The ‘Transformer’ part refers to the specific deep learning technique GPT-3 uses. Transformer is a neural network architecture released in 2017 to deal specifically with one of the central challenges of AI-based language processing (known as Natural Language Processing, or NLP) – the fact that language always involves some kind of translation, the conversion of a symbol or a sound into meaning based on conventions and contextual connections. To process and use language the way people do, therefore, you need a memory to store and learn all of these conventions and connections. That is what Transformer was designed to facilitate.

OpenAI has been using the Transformer neural network to in effect train an NLP programme to be able to understand and use language the way people do. But what makes GPT-3 so exciting is that the latest incarnation of their work, released in June 2020, seems to have gone way beyond human linguistic capability.

The reason why is that GPT-3 has had a linguistic education no person could ever hope to emulate. Its training has involved scouring something in the region of one billion articles on the web, many more than once, looking for patterns not just in grammar and syntax but in style and tone and purpose and so on.

As this article in The Verge points out, GPT-3 has been thoroughly drilled in the composition of news articles, recipes, poetry, coding manuals, fanfiction, religious prophecy – any and every type of text you can find and read on the internet. Run through the Transformer, it has broken them down into a mathematical language of statistical patterns which it has remembered and is now able to use to make predictions about what words need to go where in any given context. Thanks to the thoroughness of its training, GPT-3 has 175 billion parameters it can draw on when deciding on the suitability of its next autocorrect suggestion.

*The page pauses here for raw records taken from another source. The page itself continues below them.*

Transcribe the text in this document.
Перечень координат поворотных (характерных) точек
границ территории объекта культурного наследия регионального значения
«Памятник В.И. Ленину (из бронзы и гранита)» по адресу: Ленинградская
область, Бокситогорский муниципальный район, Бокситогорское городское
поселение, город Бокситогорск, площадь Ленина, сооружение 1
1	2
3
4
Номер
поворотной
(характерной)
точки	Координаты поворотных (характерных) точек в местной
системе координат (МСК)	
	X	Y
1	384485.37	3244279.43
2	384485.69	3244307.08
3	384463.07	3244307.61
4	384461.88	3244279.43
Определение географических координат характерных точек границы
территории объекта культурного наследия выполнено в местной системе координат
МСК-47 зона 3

We’re only at the very early stages of understanding what this could be capable of in practice, beyond writing complete, cogent and convincing pieces of text from scratch. The early indications are that, without specifically being trained to do so, GPT-3 has managed to grasp some of fundamental patterns of how language works, something it is doubtful centuries of linguistic study in academia has yet achieved.

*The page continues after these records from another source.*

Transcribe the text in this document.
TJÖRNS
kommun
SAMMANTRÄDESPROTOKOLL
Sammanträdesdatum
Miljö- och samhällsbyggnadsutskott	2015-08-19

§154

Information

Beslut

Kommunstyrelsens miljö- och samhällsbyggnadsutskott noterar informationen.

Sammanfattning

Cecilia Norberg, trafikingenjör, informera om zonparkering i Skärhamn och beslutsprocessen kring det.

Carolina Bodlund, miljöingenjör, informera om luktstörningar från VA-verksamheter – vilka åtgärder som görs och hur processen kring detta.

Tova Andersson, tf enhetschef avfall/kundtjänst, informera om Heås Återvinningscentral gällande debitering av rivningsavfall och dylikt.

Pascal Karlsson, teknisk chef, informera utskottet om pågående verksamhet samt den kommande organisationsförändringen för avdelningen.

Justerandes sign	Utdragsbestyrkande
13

We don’t know for sure, but what makes people believe this is the case is the fact that GPT-3 seems able to take a very small sample of examples and apply them correctly to create new content. In trials so far, this has been used variously to ‘translate’ pieces of text from one style to another, write original guitar tab compositions and even program computer code in multiple different languages.

If you haven’t heard of GPT-3 up until now, don’t be surprised – OpenAI only made a commercial release of its entire GPT project with its third version in June this year, releasing it as part of an API that is still in beta testing. It has, however, signed a commercial licensing agreement with Microsoft.

Expect to be hearing a lot more about GPT-3 in the coming months and years.